As salvage operations progress, the operators secure the tongs or other grasping equipment 22 to the logs on the beach and lift and swing the same into the paired cradles as shown in FIG. 1. As several logs are accumulated and their weight and mass increase, a downward force is exerted on the cradling apparatus. In other words, there is a tendency to force the arcuate jaw 50 and the outstanding arms 42,42 downward. This is accommodated by compression of the spring 38 allowing the cable 32 to payout, thus permitting plate 28 to move downward in the guideways 26.

As a number of logs accumulate, the overhanging horns 46 and the inwardly directed outer end 51 of the jaw 50 tends to shape the bundle into a round and compact form as disclosed in FIG. 2. When a sufficient amount of logs to form a suitable bundle have been accumulated, the operators will pass banding or a choker cable 64, or several of them, around the formed bundle. The operation of compacting logs is facilitated by the shape of the cradles and eliminates the necessity of applying lifting and jostling forces to the choker cables. The logs close together as they accumulate and, in this way, an extremely tight bundle is formed. This is desirable because, in rough water and for long distance moving, loose bundles can work in the water and thus logs can escape again.

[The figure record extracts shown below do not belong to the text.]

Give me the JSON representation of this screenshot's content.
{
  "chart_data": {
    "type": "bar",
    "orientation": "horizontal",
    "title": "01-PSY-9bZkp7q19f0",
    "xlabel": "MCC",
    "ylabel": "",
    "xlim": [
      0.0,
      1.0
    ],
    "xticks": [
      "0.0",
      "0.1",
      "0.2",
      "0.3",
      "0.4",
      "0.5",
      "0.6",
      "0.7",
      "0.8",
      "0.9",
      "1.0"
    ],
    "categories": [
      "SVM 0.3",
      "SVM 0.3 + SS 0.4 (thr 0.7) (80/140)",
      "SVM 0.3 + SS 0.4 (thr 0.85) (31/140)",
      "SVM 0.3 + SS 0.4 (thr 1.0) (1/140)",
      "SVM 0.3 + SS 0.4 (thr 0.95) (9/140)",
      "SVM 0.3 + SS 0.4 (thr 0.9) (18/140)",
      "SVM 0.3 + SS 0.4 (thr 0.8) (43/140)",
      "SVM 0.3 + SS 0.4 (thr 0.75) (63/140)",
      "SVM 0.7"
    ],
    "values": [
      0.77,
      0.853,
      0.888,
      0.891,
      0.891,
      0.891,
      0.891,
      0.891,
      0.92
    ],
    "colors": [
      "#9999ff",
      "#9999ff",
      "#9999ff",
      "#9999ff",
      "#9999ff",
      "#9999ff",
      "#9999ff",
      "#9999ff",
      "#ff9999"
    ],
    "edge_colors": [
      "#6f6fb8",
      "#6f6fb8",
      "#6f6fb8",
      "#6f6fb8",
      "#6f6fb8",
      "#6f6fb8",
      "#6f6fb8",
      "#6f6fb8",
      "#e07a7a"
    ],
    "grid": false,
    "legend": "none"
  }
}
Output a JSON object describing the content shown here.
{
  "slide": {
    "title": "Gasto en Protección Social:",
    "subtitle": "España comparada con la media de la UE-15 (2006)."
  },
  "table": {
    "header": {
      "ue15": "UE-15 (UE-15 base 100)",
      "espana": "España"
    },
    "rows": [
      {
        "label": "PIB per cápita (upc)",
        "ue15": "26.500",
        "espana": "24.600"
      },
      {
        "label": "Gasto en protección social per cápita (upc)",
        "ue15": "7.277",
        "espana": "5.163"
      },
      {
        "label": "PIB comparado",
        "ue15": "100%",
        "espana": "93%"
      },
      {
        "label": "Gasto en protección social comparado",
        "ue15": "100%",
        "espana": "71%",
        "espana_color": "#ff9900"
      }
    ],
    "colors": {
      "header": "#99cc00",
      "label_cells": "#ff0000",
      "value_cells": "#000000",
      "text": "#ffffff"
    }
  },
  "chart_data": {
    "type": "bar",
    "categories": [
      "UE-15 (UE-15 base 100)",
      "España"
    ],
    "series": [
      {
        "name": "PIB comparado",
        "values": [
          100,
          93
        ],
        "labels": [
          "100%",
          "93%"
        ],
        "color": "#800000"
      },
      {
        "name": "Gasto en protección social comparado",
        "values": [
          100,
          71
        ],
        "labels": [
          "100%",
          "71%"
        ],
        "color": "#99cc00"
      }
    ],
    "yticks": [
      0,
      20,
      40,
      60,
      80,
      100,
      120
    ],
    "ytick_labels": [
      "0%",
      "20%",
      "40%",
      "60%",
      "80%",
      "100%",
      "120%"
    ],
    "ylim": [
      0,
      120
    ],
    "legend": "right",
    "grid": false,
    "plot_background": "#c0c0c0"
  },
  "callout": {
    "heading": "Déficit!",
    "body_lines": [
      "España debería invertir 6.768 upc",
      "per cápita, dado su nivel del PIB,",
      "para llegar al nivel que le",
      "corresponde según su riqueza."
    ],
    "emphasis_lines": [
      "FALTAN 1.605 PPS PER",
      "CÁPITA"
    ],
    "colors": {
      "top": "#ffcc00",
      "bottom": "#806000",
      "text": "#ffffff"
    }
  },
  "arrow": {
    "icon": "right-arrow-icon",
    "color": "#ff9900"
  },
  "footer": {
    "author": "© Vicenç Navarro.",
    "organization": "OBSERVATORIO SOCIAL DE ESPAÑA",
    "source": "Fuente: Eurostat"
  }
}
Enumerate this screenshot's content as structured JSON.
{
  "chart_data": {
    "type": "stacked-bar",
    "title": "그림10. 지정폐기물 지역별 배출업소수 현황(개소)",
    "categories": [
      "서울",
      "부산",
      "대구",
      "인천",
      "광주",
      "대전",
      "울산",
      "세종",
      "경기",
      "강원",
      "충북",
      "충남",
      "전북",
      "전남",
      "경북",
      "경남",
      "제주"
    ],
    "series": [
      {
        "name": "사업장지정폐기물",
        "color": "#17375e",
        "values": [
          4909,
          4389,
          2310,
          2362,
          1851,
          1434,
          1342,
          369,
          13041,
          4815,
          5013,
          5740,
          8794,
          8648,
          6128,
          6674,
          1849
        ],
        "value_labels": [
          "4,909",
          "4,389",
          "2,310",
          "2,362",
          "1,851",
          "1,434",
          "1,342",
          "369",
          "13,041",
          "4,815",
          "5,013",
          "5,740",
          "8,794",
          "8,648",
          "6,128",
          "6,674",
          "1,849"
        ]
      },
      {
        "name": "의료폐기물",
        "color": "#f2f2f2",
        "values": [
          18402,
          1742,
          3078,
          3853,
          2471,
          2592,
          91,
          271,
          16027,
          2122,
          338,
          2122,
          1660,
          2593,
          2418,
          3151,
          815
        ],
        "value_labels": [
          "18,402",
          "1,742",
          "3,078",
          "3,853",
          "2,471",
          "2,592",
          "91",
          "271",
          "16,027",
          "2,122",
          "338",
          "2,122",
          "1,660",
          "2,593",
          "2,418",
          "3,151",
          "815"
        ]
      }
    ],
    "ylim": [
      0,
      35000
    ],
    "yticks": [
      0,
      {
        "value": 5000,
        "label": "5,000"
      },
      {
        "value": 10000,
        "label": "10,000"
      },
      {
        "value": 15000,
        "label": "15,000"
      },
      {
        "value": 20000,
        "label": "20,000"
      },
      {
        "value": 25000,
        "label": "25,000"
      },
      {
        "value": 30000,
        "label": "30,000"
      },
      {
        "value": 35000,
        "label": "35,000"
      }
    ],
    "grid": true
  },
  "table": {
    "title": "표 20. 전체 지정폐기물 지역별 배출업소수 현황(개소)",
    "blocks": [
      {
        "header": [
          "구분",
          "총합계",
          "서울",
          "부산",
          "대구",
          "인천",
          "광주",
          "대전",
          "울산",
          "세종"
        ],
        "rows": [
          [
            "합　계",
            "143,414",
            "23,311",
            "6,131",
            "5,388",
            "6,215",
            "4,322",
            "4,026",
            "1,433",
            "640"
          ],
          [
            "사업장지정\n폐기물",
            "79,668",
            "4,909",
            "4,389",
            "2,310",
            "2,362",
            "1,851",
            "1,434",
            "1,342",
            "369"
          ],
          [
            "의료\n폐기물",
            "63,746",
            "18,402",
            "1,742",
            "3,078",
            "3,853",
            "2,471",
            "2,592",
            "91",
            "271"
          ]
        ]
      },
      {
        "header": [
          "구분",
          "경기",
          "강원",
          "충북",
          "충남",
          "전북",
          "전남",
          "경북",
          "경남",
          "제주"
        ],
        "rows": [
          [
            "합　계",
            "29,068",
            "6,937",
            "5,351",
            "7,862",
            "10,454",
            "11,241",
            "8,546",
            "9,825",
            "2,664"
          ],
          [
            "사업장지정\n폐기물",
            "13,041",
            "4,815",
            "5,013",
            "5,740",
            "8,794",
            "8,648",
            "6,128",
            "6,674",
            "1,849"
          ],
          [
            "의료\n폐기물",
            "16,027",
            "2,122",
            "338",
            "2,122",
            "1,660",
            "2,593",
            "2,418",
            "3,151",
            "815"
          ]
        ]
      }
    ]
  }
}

As the log bundle is dumped into the water, in the manner shown in FIG. 4, expansion of the springs 38 will tend to lift plates 28 and the associated jaws 42,42 and 50 upward to near the surface of the water in readiness for the next deposit of logs.

In the foregoing description there has been disclosed a preferred form of the invention. It will be apparent to those skilled in the art that equipment of this nature must be made very rugged and quite simple in order to insure that it remains operable despite hard usage and the rigors of the elements to which the equipment may be subjected. For example, the simplest form of vertical guideways and a vertically movable member 28 mounted therein have been shown. Quite obviously, antifriction devices may be included without departing from the invention.